Brandbeschleuniger
Kleine Feuer überallLeerstellen interessieren die Autorin Celeste Ng in ihrem neuem Werk „Kleine Feuer überall“. Zurückgelassen von Personen, die verschwinden und Lücken hinterlassen, wie in diesem Fall die Außenseiterin ...
Leerstellen interessieren die Autorin Celeste Ng in ihrem neuem Werk „Kleine Feuer überall“. Zurückgelassen von Personen, die verschwinden und Lücken hinterlassen, wie in diesem Fall die Außenseiterin Izzy, die jüngste Tochter und Teil der Vorzeigefamilie Richardson im sauber gefegten Cleveland-Vorort Shaker Heights. Oder auch die Paradiesvögel und Lebenskünstler Pearl und ihre Mutter Mia, die von Mrs Richardson aus Nächstenliebe in deren kleinem Reihenhaus eingemietet wohnen.
Der Entwurf eines Familienpsychogrammes mit tiefem Blick hinter die Kulissen der blankgeputzten und auf den ersten Blick beneidenswerten und perfekten Vorort-Familie Richardson mit auf den zweiten Blick gar nicht so glatten und glücklichen Figuren besticht durch großes Einfühlungsvermögen und zeigt zerrissene Seelen, die nach Heilung suchen.
Es ist ein ausgesprochenes Vergnügen, sich von Celeste Ng vom Weg abbringen zu lassen und ihr ins Dickicht zu folgen, wobei man das Gefühl hat, als Leser selbst nur ganz knapp dem Abgrund entkommen zu sein.
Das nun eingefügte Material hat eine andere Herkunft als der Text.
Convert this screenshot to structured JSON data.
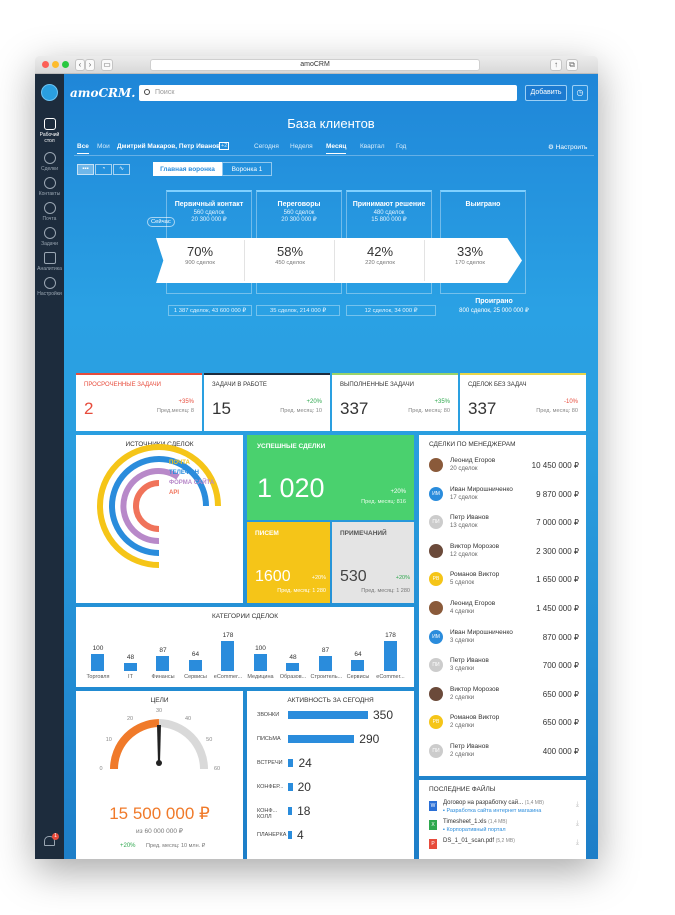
{
  "browser": {
    "url": "amoCRM"
  },
  "app": {
    "logo": "amoCRM.",
    "search_placeholder": "Поиск",
    "add_label": "Добавить"
  },
  "sidebar": {
    "items": [
      {
        "label": "Рабочий стол"
      },
      {
        "label": "Сделки"
      },
      {
        "label": "Контакты"
      },
      {
        "label": "Почта"
      },
      {
        "label": "Задачи"
      },
      {
        "label": "Аналитика"
      },
      {
        "label": "Настройки"
      }
    ],
    "notif": "1"
  },
  "page": {
    "title": "База клиентов"
  },
  "nav": {
    "all": "Все",
    "mine": "Мои",
    "users": "Дмитрий Макаров, Петр Иванов",
    "users_more": "+2",
    "today": "Сегодня",
    "week": "Неделя",
    "month": "Месяц",
    "quarter": "Квартал",
    "year": "Год",
    "settings": "Настроить"
  },
  "funnel": {
    "tabs": [
      "Главная воронка",
      "Воронка 1"
    ],
    "now": "Сейчас",
    "stages": [
      {
        "name": "Первичный контакт",
        "count": "560 сделок",
        "sum": "20 300 000 ₽"
      },
      {
        "name": "Переговоры",
        "count": "560 сделок",
        "sum": "20 300 000 ₽"
      },
      {
        "name": "Принимают решение",
        "count": "480 сделок",
        "sum": "15 800 000 ₽"
      },
      {
        "name": "Выиграно"
      }
    ],
    "conv": [
      {
        "pct": "70%",
        "deals": "900 сделок"
      },
      {
        "pct": "58%",
        "deals": "450 сделок"
      },
      {
        "pct": "42%",
        "deals": "220 сделок"
      },
      {
        "pct": "33%",
        "deals": "170 сделок"
      }
    ],
    "bottom": [
      "1 387 сделок, 43 600 000 ₽",
      "35 сделок, 214 000 ₽",
      "12 сделок, 34 000 ₽"
    ],
    "lost": {
      "label": "Проиграно",
      "value": "800 сделок, 25 000 000 ₽"
    }
  },
  "tasks": [
    {
      "title": "ПРОСРОЧЕННЫЕ ЗАДАЧИ",
      "value": "2",
      "change": "+35%",
      "prev": "Пред.месяц: 8",
      "color": "#e74c3c"
    },
    {
      "title": "ЗАДАЧИ В РАБОТЕ",
      "value": "15",
      "change": "+20%",
      "prev": "Пред. месяц: 10",
      "color": "#222222"
    },
    {
      "title": "ВЫПОЛНЕННЫЕ ЗАДАЧИ",
      "value": "337",
      "change": "+35%",
      "prev": "Пред. месяц: 80",
      "color": "#222222"
    },
    {
      "title": "СДЕЛОК БЕЗ ЗАДАЧ",
      "value": "337",
      "change": "-10%",
      "prev": "Пред. месяц: 80",
      "color": "#222222"
    }
  ],
  "sources": {
    "title": "ИСТОЧНИКИ СДЕЛОК",
    "legend": [
      {
        "label": "ПОЧТА",
        "color": "#f5c518"
      },
      {
        "label": "ТЕЛЕФОН",
        "color": "#2a8cdc"
      },
      {
        "label": "ФОРМА САЙТА",
        "color": "#b889c9"
      },
      {
        "label": "API",
        "color": "#f0735a"
      }
    ]
  },
  "success": {
    "title": "УСПЕШНЫЕ СДЕЛКИ",
    "value": "1 020",
    "change": "+20%",
    "prev": "Пред. месяц: 816"
  },
  "letters": {
    "title": "ПИСЕМ",
    "value": "1600",
    "change": "+20%",
    "prev": "Пред. месяц: 1 280"
  },
  "notes": {
    "title": "ПРИМЕЧАНИЙ",
    "value": "530",
    "change": "+20%",
    "prev": "Пред. месяц: 1 280"
  },
  "managers": {
    "title": "СДЕЛКИ ПО МЕНЕДЖЕРАМ",
    "rows": [
      {
        "name": "Леонид Егоров",
        "deals": "20 сделок",
        "amount": "10 450 000 ₽",
        "av": "photo",
        "color": "#8a5a3a",
        "init": ""
      },
      {
        "name": "Иван Мирошниченко",
        "deals": "17 сделок",
        "amount": "9 870 000 ₽",
        "av": "init",
        "color": "#2a8cdc",
        "init": "ИМ"
      },
      {
        "name": "Петр Иванов",
        "deals": "13 сделок",
        "amount": "7 000 000 ₽",
        "av": "init",
        "color": "#cccccc",
        "init": "ПИ"
      },
      {
        "name": "Виктор Морозов",
        "deals": "12 сделок",
        "amount": "2 300 000 ₽",
        "av": "photo",
        "color": "#6b4a3a",
        "init": ""
      },
      {
        "name": "Романов Виктор",
        "deals": "5 сделок",
        "amount": "1 650 000 ₽",
        "av": "init",
        "color": "#f5c518",
        "init": "РВ"
      },
      {
        "name": "Леонид Егоров",
        "deals": "4 сделки",
        "amount": "1 450 000 ₽",
        "av": "photo",
        "color": "#8a5a3a",
        "init": ""
      },
      {
        "name": "Иван Мирошниченко",
        "deals": "3 сделки",
        "amount": "870 000 ₽",
        "av": "init",
        "color": "#2a8cdc",
        "init": "ИМ"
      },
      {
        "name": "Петр Иванов",
        "deals": "3 сделки",
        "amount": "700 000 ₽",
        "av": "init",
        "color": "#cccccc",
        "init": "ПИ"
      },
      {
        "name": "Виктор Морозов",
        "deals": "2 сделки",
        "amount": "650 000 ₽",
        "av": "photo",
        "color": "#6b4a3a",
        "init": ""
      },
      {
        "name": "Романов Виктор",
        "deals": "2 сделки",
        "amount": "650 000 ₽",
        "av": "init",
        "color": "#f5c518",
        "init": "РВ"
      },
      {
        "name": "Петр Иванов",
        "deals": "2 сделки",
        "amount": "400 000 ₽",
        "av": "init",
        "color": "#cccccc",
        "init": "ПИ"
      }
    ]
  },
  "categories": {
    "title": "КАТЕГОРИИ СДЕЛОК"
  },
  "goals": {
    "title": "ЦЕЛИ",
    "value": "15 500 000 ₽",
    "target": "из 60 000 000 ₽",
    "change": "+20%",
    "prev": "Пред. месяц: 10 млн. ₽",
    "ticks": [
      "0",
      "10",
      "20",
      "30",
      "40",
      "50",
      "60"
    ]
  },
  "activity": {
    "title": "АКТИВНОСТЬ ЗА СЕГОДНЯ"
  },
  "files": {
    "title": "ПОСЛЕДНИЕ ФАЙЛЫ",
    "items": [
      {
        "name": "Договор на разработку сай...",
        "size": "(1,4 MB)",
        "folder": "Разработка сайта интернет магазина",
        "color": "#2a6fd6",
        "ext": "W"
      },
      {
        "name": "Timesheet_1.xls",
        "size": "(1,4 MB)",
        "folder": "Корпоративный портал",
        "color": "#2fa84f",
        "ext": "X"
      },
      {
        "name": "DS_1_01_scan.pdf",
        "size": "(5,2 MB)",
        "folder": "",
        "color": "#e74c3c",
        "ext": "P"
      }
    ]
  },
  "chart_data": [
    {
      "type": "bar",
      "title": "КАТЕГОРИИ СДЕЛОК",
      "categories": [
        "Торговля",
        "IT",
        "Финансы",
        "Сервисы",
        "eCommer...",
        "Медицина",
        "Образов...",
        "Строитель...",
        "Сервисы",
        "eCommer..."
      ],
      "values": [
        100,
        48,
        87,
        64,
        178,
        100,
        48,
        87,
        64,
        178
      ]
    },
    {
      "type": "bar",
      "title": "АКТИВНОСТЬ ЗА СЕГОДНЯ",
      "categories": [
        "ЗВОНКИ",
        "ПИСЬМА",
        "ВСТРЕЧИ",
        "КОНФЕР...",
        "КОНФ... КОЛЛ",
        "ПЛАНЕРКА"
      ],
      "values": [
        350,
        290,
        24,
        20,
        18,
        4
      ]
    }
  ]
}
Die Geschichte beginnt mit dem Ende, nämlich dem brennenden Haus der Familie Richardson, mit einer fassungslosen Mrs Richardson auf dem Rasen, die gemeinsam mit ihrer ältesten Tochter und ihrem Sohn dem Untergang ihres glanzvollen Heimes zusehen. An alle Regeln des wohlhabenden Shaker Heights hat sich Mrs Richardson ihr Leben lang gehalten, ob das Verstecken der Mülltonnen hinter dem Gebäude, den farblich passenden Anstrich des Hauses oder das Alltagsleben der Bewohner betreffend, weshalb sie und ihr Ehemann auch so gut in diese perfekte und exklusive Umgebung passen. Und dann legt ausgerechnet ihre jüngste missratene Tochter Isabel ihren schönen Lebensplan in Schutt und Asche, indem sie das Elternhaus anzündet und verschwindet - gleich zwei Lücken hinterlassend.
Der Stein kam ins Rollen mit dem Einzug der mittellosen Künstlerin Mia Warren und ihrer Tochter Pearl, an der Mrs Richardson als großmütige Vermieterin ihre Sozialkompetenz unter Beweis stellen will. Beim aufeinander Zubewegen werden die Gegensätze zwischen den beiden Familien immer deutlicher, und zum Entsetzen von Mrs Richardson, die über alles Kontrolle ausüben muss, fühlen sich ihre drei perfekten und verwöhnten Kinder zur geheimnisvollen Mia und ihrer Tochter mit ihrer unkomplizierten Lebenseinstellung hingezogen. Mrs Richardson gräbt und stößt auf Mias gut gehütetes Geheimnis und die Situation eskaliert.
Äußerst geschickt gelingt es der Autorin, die Gefühle ihrer Figuren zu transportieren, die zunächst unter einer Milchglasschicht schlummernd mit großer Kraft zutage treten. Die perfekte Familie Richardson zerbröselt unter ihren fähigen Blicken und verliert ihren arrangierten Zauberglanz, wird menschlich und wenig später abgründig. Und Mia zieht nach der Aufdeckung ihres Geheimnisses wieder als Vagabund mit ihrer Tochter weiter, wie schon so oft, mit nichts als einen mit ihren Habseligkeiten vollgestopftem Golf. Flucht wo Bleiben versprochen war.
Als Leser geht man fassungslos den Weg der Demontage beider Familien mit, hilflos und ohne Häme zeigt Celeste Ng den Abgrund schon mehrfach aus der Ferne, bevor sie ihre Charaktere allesamt hineinstürzen lässt. Bravo dafür!
In meinen Augen völlig zu recht wurde auch dieser zweite Roman der Autorin nach ihrem glanzvollen und preisgekrönten Debüt beim Erscheinen in den USA gefeiert, denn ihre Art, den Leser höchst gekonnt und wie eine Zauberin nahe an ihre Figuren heranzuführen ist außergewöhnlich fesselnd, spannend und zugleich von großer Sorgfalt und Vorsicht und Empathie für alle ihre Charaktere geprägt.